Art Department: Statement of Intent
Art, Craft & Design provides the student with the opportunity to experience some of the highest forms of human creativity. Art and Design education should engage, inspire and challenge the students, equipping them with the knowledge and skills to experiment, invent and create works of art, craft and design. As they progress they should be able to think critically and develop a more rigorous understanding of Art and Design. They should also know how Art and Design both reflect and shape our history, and contribute to the culture, creativity and the wealth of our nation.
Art and Design allows the students to develop creativity, imagination and confidence: skills that are transferable to every other subject on the school curriculum, and critically, are indispensable in a wide array of jobs. Art and Design has a central role in the pursuit of Science, Technology, Engineering and Mathematics (STEM) subjects, encouraging innovation, analysis and evaluation – skills that are undoubtedly valuable both in school and well beyond into the workplace.
When the student arrives with us in Year 7 we would expect them to have had artistic experiences from an early age. However to ensure basic skills are embedded we practise all the basic skills such as line, form, shape, colour and scale structured through short activities such as pencil skills, colour mixing and blending and also through looking at the rules of composition within the still-life paintings of the Cubist artists. This allows the more advanced students an opportunity to refine their skills whilst ensuring those who have not had the same opportunities get the chance to experience these initial art experiences and allows all to have a strong understanding of the key skills, terms and media. Within their first year, students will also experience the very tactile process of ceramics from the basic skill of slab rolling and decoration, this work is developed through their research of religious artist Fernando Llort.
In Year 8 the slab rolling skill is taken further by students’ learning to join the clay in the form of slab pottery, with each student making their own tea-light holder in the form of a house based on their studies of local environment, and an understanding of depth and perspective in art. Within this year students also develop skills in new technologies such as digital photography, editing and digital manipulation techniques. An emphasis is then placed upon presentation, improving drawing skills with a range of media and annotation of work. The final activity in Year 8 is to study an artist and develop an original piece of work in the style of the given artist.
Each of the tasks within Year 7 and 8 are developing confidence, skills and techniques that lead towards an extended task in Year 9. This allows students to employ the skills developed over the first two years and serves as an introduction to the Assessment Objectives that they will follow if they progress to GCSE Art, Craft & Design at Key Stage 4. Ceramics in Year 9 is taught within the Technology rotation and at this stage students will be expected to research and develop a coil pot having looked at examples from Ancient Greece and also the narrative work of contemporary Artist Grayson Perry.

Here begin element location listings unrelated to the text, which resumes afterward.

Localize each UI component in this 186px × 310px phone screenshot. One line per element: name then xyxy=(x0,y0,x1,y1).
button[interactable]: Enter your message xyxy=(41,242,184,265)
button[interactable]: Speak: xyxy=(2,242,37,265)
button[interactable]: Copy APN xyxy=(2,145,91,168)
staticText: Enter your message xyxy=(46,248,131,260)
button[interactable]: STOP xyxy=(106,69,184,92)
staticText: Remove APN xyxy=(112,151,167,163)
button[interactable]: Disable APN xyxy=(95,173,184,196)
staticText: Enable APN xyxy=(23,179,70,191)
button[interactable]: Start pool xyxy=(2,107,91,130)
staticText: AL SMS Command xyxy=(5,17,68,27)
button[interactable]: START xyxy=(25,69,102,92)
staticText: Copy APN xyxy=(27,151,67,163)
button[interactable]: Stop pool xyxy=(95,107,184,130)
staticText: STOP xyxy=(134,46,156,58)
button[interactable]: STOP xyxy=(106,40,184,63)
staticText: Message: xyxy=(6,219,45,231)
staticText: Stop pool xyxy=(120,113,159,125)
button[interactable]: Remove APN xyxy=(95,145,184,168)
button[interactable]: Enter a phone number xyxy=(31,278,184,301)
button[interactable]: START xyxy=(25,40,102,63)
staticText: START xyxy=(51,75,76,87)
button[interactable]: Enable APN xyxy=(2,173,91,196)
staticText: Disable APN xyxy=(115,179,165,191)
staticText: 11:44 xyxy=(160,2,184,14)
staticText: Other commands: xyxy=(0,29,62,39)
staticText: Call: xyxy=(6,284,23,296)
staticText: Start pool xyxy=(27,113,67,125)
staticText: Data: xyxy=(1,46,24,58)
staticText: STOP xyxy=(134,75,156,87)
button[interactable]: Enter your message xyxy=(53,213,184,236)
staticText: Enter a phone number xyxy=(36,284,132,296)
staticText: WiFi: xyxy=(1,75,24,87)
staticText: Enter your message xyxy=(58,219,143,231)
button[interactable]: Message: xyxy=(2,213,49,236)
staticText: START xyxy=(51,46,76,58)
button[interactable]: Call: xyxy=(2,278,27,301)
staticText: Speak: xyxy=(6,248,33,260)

Students who opt to study Art, Craft & Design at GCSE level in Key Stage 4 will then complete two extended tasks which becomes their Portfolio (60% of the total grade), which cover the 4 Assessment Objectives alongside satellite projects which are aimed at strengthening their individuals skills. Students will cover a range of disciplines including fine art, printmaking, digital art and ceramics, which will be assessed by an Externally Set Assignment (40% of the total grade), assigned in Spring term of Year 11. Homework is an opportunity for the students to extend knowledge of their selected artists, improve their skills and finish work to a higher standard.
For further information on the GCSE Art, Craft and Design course please follow the link below:
The Art Department run a weekly Key Stage 3 Art Club after-school which enables the students to: further develop skills studied in class, work on independent projects or complete homework and classwork in a well-equipped Art studio. It is expected that students who wish to attend respect each student’s ability level and interest.
Key Stage 4 students are invited to attend Study Support sessions throughout the year to allow them the opportunity to continue their studies with the support and materials available to encourage success. We also welcome outside visitors into the department to widen the students knowledge and show them how Art can lead them on to a broad range of career paths. In recent years we have welcomed visiting ceramic artists and puppet makers into the departments, and created links with UCLan and their student ambassadors to allow our students to work with post-graduate photography students and also to visit their studios.
In a student’s time studying Art it is hoped they will have taken every opportunity to learn, experience and fully involve themselves within Art and Design. This may be a subject that directly allows them to access higher education within the arts or perhaps indirectly equips the student with the skills required to pursue a career in Science, Technology, Engineering and Mathematics (STEM) subjects, encouraging innovation, analysis and evaluation – skills that are undoubtedly valuable in school, college and well beyond into the workplace. With an estimated 2 million jobs – 75 per cent of them outside London – the UK’s creative industries are developing new jobs faster than other sectors despite record employment in the UK economy as a whole. It‘s our job here at Christ the King Catholic High School to ensure all of our students receive the skills required if this is the field they wish to pursue as a career.